There is a notable takeaway from the auditor-general’s (AuG) review of capital projects by the National Water Commission (NWC), which has thus far received little attention. Because it is unstated.
The problems highlighted by the AuG were not ones of constraints in the government’s public procurement system, which has increasingly become the catch-all, or go-to excuse, for the failures of, or delays in, public projects. It is the basis for calls for the almost wholesale abandonment of the regime.
When stripped to the core, what Pamela Monroe Ellis’ investigators found were weaknesses in project planning and project management and deficiencies in financial analysis. NWC is poor at collecting what is owed to it and also weak at market projections. It is persistently over-optimistic about expected income and cash flow, leaving it with insufficient capital to fund its projects.

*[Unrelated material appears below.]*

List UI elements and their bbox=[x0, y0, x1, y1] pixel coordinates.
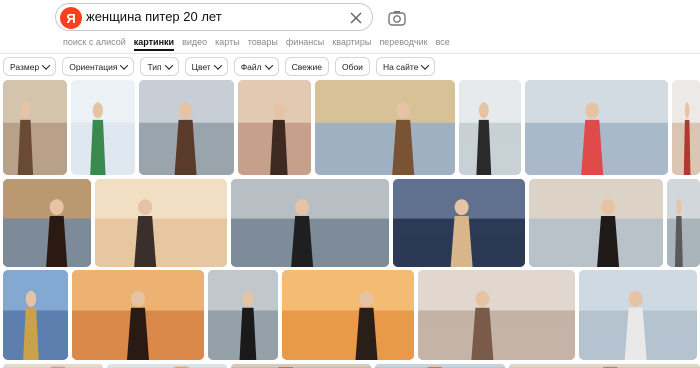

A statutory company, the NWC is Jamaica’s main supplier of water and sewage services. It provides potable water to an estimated 75 per cent of the island’s population and sewage services to approximately 30 per cent.

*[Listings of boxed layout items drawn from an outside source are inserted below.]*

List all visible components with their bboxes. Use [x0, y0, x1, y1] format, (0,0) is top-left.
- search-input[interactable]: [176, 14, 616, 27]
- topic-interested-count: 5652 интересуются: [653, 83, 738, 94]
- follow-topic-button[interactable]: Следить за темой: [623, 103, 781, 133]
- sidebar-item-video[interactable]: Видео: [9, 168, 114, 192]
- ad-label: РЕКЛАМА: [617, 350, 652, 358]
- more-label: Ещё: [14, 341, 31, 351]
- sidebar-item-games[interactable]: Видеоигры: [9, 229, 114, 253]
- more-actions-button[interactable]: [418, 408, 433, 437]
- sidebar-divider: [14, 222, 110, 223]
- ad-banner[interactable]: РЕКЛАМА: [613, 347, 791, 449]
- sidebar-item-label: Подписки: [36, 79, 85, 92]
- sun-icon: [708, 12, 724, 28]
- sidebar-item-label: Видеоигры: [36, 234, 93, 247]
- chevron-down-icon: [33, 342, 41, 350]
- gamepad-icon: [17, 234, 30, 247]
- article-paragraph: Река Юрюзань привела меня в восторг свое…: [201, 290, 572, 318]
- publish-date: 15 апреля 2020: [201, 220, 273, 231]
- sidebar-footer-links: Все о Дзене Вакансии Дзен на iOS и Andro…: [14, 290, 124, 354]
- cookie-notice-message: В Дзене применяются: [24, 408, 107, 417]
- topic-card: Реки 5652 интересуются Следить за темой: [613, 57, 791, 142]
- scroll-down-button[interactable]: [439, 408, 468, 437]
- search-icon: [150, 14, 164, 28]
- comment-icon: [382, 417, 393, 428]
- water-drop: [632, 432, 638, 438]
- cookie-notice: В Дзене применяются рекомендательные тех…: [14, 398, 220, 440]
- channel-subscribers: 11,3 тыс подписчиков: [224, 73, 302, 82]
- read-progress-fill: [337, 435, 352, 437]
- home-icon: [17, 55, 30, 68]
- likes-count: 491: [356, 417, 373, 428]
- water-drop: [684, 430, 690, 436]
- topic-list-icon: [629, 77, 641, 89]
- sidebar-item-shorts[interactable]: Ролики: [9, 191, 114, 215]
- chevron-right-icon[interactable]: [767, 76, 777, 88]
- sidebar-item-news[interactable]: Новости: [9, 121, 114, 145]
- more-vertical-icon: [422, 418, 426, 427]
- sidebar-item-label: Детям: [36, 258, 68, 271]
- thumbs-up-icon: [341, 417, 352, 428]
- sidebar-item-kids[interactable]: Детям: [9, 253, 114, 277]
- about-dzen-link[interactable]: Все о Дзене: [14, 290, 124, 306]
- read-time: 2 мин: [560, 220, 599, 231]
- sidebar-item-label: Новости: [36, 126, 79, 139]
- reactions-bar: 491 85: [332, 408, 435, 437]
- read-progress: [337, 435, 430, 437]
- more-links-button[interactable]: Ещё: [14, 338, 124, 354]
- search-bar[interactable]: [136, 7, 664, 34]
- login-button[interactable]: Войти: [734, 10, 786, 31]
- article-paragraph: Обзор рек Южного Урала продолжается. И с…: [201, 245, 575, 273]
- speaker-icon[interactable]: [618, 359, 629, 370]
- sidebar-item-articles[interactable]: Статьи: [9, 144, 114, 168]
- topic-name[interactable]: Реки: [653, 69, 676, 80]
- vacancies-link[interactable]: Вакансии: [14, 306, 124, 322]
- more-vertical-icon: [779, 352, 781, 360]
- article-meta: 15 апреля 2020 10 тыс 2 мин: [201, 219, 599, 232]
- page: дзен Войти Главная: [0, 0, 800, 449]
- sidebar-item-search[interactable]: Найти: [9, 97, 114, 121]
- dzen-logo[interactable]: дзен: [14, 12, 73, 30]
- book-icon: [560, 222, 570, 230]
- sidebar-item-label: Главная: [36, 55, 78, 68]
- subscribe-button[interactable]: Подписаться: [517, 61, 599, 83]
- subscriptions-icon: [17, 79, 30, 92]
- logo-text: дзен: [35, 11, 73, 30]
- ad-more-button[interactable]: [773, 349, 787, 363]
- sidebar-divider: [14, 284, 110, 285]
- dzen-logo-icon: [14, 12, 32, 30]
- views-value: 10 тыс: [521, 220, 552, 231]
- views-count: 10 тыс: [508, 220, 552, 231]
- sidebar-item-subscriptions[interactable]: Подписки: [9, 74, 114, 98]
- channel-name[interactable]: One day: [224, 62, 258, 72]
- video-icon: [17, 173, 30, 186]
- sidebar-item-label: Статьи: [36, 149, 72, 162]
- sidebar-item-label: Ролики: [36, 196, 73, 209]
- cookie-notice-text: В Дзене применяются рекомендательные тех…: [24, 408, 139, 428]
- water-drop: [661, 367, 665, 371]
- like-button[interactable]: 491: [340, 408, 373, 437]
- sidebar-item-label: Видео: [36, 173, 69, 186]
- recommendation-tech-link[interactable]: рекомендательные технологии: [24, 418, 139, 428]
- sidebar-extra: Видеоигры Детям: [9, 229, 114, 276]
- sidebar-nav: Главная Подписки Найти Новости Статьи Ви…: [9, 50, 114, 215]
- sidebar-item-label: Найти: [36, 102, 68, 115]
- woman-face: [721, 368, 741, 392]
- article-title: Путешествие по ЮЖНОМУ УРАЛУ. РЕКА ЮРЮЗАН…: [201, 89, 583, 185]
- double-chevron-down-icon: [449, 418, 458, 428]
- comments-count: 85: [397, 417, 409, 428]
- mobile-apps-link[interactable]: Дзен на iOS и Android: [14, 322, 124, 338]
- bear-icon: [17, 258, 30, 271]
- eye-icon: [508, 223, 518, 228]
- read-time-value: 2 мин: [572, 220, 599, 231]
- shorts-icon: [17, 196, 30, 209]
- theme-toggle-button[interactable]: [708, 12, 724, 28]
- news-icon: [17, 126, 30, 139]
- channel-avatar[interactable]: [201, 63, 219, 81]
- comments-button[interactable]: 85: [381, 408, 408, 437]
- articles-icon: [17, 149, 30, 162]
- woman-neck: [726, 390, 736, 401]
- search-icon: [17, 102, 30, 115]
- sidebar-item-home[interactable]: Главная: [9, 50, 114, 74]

With over 1,000 treatment and water pumping facilities and 11,000 kilometres of pipes, it supplies an estimated 190 million gallons of water daily to its customers. It is however estimated that between 40 per cent and 60 per cent the NWC is classified as non-revenue water, meaning it is not paid for, mainly because it leaks from old and broken pipes, stolen by consumers or delivered free to people as ‘social’ water.
REGULARLY MAKES LOSSES
Not surprisingly, the company regularly makes losses and depends heavily on subventions and indirect taxpayers’ subsidies to stay afloat.
According to the government’s projection, at the end of the current fiscal year, when it will post an operating loss of half a billion Jamaican dollars and its accumulated deficit will be just shy of J$38 billion. Its operating loss in 2025/26 was J$6.3 billion, following a deficit of J$5.54 billion in the previous fiscal year. However, these losses reached the bottom line significantly slimmer because of the application of tax credits and subventions.
This was part of the backdrop against which the auditor general evaluated “the efficiency and effectiveness of NWC’s management of capital projects… (to) assess alignment with the organisation’s strategic objectives” over the five-year period 2019/20-2023/24.
The review focused primarily on projects aimed at expanding water coverage, replacing old infrastructure and improving operational efficiency. They would be funded largely from internal resources, including the so-called K-factor; the 20 per cent regulators allow the company to tack onto the bills of customers to help pay for capital projects. Over the period the NWC budgeted J$44.92 million for the projects.
DEEPLY CONCERNING
What the auditor unearthed is deeply concerning. The report ought to be a catalyst for a wider and deeper conversation, beyond the focus on the State’s supposedly tortuous procurement system, on the impediments to the efficient execution and timely delivery of projects. Greater attention must be paid to capacity within the system, after decades of hollowing out of the State.
First, the auditor general discovered, the NWC projected spending J$394.1 billion over 15 years- from 2015 to 2030 – on 17 major projects. Thirty-five per cent (J$138.9 billion) of the Capital Investment Plan’s (CIP) money was to be spent over the programme’s first five years, guided by a master development plans for water and sewerage.
Shockingly, the auditor general reported: “The plans were intended to inform the strategic direction and key capital investment projects to be implemented through 2030. However, the master and development plans were not provided for review. In their absence, NWC indicated that it relied on preliminary engineering reports, including those developed for eight parishes, to assess the feasibility of capital projects and to guide implementation.”
That’s no way to run a serious business, or to be good stewards of taxpayers’ money!
Further, the auditor general concluded that the water and sewerage company didn’t have documented rationale or “consistent application of scoring” with which to prioritise projects, “thereby undermining objectivity and transparency in project selection”.
Ditto to the protection of taxpayers’ resources and interests.
While the K-factor collected 13 per cent more than the J$20 million earmarked from it to pay for the internally-funded projects (2019/20-2023/24), the company generated insufficient cash from internal operations to meet its undertakings.
“In short, NWC budgeted to spend money from its own revenues that it was not, in practice, generating,” the auditor general noted. The upshot: some capital works were delayed, and often, those done were not completed on time for issues not having specifically to do with procurement.
Meanwhile, with total payables of J$33.2 billion at the end of March this year, NWC had cash to cover only half of that obligation. That is a potential liquidity crisis.
On paper, the company had J$20.9 billion in receivables, most of it over three months overdue. In any event, two-thirds of that (J$18.3 billion) was provided for a bad debt -clearly aimed at cleaning up the balance sheet.
If the NWC audit provides any lesson, it is the fallacy of the new default argument that strong governance and transparent oversight of new government institutions have to be forfeited to surmount the difficulties of procurement rules. It’s capacity stupid!